Question

Let $f\left( x \right)=\left[ x \right]+\left[ -x \right]$, where $\left[ x \right]$ denotes the greatest integer less than or equal to x.
Then, for any integer m
(a) \[\underset{x\to m}{\mathop{\lim }}\,f\left( x \right)=f\left( m \right)\]
(b) \[\underset{x\to m}{\mathop{\lim }}\,f\left( x \right)\ne f\left( m \right)\]
(c) \[\underset{x\to m}{\mathop{\lim }}\,f\left( x \right)\] does not exist
(d) None of the above

Answer 1

Hint: Try to draw the graph of $f\left( x \right)$ and analyze the graph at points of integers.

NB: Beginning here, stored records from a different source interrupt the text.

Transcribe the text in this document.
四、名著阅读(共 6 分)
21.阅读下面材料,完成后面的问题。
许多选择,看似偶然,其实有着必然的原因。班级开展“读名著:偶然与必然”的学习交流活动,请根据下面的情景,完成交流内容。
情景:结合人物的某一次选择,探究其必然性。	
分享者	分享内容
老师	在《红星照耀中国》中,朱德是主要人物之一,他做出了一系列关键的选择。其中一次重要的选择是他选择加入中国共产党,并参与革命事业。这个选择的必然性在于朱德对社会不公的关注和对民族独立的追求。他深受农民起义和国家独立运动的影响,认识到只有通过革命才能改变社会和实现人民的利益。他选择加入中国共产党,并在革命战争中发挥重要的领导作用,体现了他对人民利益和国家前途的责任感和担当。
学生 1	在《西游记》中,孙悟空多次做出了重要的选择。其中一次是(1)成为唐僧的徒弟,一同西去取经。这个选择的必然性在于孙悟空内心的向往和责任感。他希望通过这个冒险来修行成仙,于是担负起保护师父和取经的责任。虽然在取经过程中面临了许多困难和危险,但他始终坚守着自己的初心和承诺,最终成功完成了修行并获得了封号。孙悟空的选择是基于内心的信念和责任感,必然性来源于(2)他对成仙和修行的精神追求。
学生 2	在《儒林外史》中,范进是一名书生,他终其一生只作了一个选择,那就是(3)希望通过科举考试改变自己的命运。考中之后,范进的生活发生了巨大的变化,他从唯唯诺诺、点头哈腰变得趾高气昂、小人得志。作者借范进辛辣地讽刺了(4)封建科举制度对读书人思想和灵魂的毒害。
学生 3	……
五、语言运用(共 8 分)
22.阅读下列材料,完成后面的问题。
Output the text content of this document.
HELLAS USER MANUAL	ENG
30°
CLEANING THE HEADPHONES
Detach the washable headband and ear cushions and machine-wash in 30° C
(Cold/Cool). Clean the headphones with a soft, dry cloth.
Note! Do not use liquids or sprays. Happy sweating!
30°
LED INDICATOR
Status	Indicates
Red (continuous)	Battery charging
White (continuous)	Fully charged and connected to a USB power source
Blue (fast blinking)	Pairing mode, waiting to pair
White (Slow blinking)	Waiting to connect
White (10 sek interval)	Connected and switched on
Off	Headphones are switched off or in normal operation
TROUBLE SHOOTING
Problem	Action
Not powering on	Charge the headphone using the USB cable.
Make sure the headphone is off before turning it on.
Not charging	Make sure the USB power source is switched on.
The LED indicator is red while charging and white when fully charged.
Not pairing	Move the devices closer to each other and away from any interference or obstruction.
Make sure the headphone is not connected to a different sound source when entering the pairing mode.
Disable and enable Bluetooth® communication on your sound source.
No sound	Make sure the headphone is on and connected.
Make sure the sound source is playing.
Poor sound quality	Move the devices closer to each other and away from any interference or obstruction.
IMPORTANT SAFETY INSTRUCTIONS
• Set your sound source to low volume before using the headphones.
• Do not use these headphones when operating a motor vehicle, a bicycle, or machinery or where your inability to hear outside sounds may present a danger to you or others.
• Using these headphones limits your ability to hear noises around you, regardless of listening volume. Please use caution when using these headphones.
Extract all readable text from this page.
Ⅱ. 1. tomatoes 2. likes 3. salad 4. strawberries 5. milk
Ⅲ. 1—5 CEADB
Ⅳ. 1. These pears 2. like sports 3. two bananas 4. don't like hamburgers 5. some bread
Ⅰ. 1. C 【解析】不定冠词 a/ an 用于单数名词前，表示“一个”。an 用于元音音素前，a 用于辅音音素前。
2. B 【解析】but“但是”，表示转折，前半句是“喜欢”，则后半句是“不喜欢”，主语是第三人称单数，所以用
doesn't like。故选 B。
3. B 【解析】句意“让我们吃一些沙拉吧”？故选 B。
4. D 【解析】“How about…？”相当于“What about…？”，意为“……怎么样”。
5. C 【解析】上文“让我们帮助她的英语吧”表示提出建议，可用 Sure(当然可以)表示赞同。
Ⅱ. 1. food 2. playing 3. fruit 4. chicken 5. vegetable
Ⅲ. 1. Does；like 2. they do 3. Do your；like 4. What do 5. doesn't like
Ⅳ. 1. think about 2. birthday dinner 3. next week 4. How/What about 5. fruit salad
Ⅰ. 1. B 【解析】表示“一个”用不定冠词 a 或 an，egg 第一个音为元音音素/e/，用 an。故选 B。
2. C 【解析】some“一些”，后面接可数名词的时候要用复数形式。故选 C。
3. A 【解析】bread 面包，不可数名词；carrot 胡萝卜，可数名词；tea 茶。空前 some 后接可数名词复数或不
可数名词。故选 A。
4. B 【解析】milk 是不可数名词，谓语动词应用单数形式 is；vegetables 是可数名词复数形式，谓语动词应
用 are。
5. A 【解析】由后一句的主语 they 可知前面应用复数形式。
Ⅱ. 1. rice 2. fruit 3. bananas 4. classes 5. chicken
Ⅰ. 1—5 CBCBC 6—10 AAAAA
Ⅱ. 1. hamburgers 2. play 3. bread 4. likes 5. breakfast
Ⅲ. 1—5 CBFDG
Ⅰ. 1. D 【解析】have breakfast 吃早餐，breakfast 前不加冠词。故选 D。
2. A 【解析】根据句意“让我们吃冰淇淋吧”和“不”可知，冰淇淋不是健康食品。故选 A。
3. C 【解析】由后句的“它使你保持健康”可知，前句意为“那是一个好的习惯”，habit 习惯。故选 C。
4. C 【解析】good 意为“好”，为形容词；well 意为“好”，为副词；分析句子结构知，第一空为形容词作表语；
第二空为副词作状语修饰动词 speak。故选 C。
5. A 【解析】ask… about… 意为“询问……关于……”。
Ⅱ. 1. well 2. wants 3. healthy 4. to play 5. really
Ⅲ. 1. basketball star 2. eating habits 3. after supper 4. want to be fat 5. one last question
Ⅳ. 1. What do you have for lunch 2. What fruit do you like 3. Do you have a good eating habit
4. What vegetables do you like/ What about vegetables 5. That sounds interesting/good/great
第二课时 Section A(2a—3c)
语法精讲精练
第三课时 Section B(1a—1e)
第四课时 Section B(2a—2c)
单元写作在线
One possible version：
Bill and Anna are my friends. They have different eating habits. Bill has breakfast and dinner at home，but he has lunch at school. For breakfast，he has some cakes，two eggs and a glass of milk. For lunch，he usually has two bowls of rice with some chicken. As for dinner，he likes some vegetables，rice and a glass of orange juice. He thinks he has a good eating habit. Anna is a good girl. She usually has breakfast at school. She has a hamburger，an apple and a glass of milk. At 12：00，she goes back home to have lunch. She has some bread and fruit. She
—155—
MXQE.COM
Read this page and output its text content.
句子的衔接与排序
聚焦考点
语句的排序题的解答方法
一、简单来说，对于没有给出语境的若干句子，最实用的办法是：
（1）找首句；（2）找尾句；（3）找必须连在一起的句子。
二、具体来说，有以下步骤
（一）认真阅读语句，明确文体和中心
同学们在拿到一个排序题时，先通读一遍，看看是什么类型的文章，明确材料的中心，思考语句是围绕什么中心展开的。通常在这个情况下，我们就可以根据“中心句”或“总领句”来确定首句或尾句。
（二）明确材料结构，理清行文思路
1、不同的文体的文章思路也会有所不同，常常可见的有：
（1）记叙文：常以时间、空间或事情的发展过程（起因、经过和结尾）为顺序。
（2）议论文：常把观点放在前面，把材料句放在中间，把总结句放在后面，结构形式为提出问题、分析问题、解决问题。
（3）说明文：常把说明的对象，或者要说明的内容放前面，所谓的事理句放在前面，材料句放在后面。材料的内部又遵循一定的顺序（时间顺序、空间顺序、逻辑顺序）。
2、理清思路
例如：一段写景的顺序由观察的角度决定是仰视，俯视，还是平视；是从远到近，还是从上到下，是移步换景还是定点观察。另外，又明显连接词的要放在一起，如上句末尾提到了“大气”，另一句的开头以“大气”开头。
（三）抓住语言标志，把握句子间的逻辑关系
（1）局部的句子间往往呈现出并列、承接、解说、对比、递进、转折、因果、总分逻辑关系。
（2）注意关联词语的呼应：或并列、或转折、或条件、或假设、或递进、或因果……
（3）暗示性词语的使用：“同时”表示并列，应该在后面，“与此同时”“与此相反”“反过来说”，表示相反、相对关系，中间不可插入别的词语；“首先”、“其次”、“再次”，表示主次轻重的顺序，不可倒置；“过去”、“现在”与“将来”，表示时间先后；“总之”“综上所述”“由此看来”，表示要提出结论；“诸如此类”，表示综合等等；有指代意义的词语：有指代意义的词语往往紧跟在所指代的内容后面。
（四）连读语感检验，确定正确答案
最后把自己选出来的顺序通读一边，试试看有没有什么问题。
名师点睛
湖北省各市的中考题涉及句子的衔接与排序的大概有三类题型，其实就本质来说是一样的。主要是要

Complete step-by-step answer:

In the question we are given a function \[f\left( x \right)\] such that \[f\left( x \right)=\left[ x \right]+\left[ -x \right]\], where $\left[ x \right]$ denotes the greatest integer less than or equal to x.

Now \[f\left( x \right)=\left[ x \right]+\left[ -x \right]\] , so if x is integer then \[\left[ x \right]=x\] and \[\left[ -x \right]=-x\]

So, \[f\left( x \right)=x-x=0\]

If x is not an integer then \[\left[ x \right]=x\] and \[\left[ -x \right]=-\left[ x \right]=-1\]

So,

\[f\left( x \right)=x+\left[ -x \right]\]

\[=\left[ x \right]+\left( -\left[ x \right] \right)-1\]

\[=-1\]

So,

\[f\left( x \right)=\left\{ \begin{matrix}

   0,x\in Integer \\

   -1,x\notin Integer \\

\end{matrix} \right.\]

So, Range of \[f\left( x \right)=\left\{ 0,-1 \right\}\] and Domain of \[f\left( x \right)=R\]

Let \[m\in Integer\]

So its left hand limit is,

L.H.L \[=\underset{x\to {{m}^{-}}}{\mathop{\lim }}\,f\left( x \right)=-1\]

And it's right hand limit is,

R.H.L \[=\underset{x\to {{m}^{+}}}{\mathop{\lim }}\,f\left( x \right)=-1\]

So, \[\underset{x\to m}{\mathop{\lim }}\,f\left( x \right)\] exists.

But \[f\left( m \right)\] if m is integer \[=0\]

So, \[\underset{x\to m}{\mathop{\lim }}\,f\left( x \right)\ne f\left( m \right)\]

Hence, the correct option is ‘B’.

Note: Students should analyze the graph properly to do these types of problems easily. They should also be careful about continuity of various points.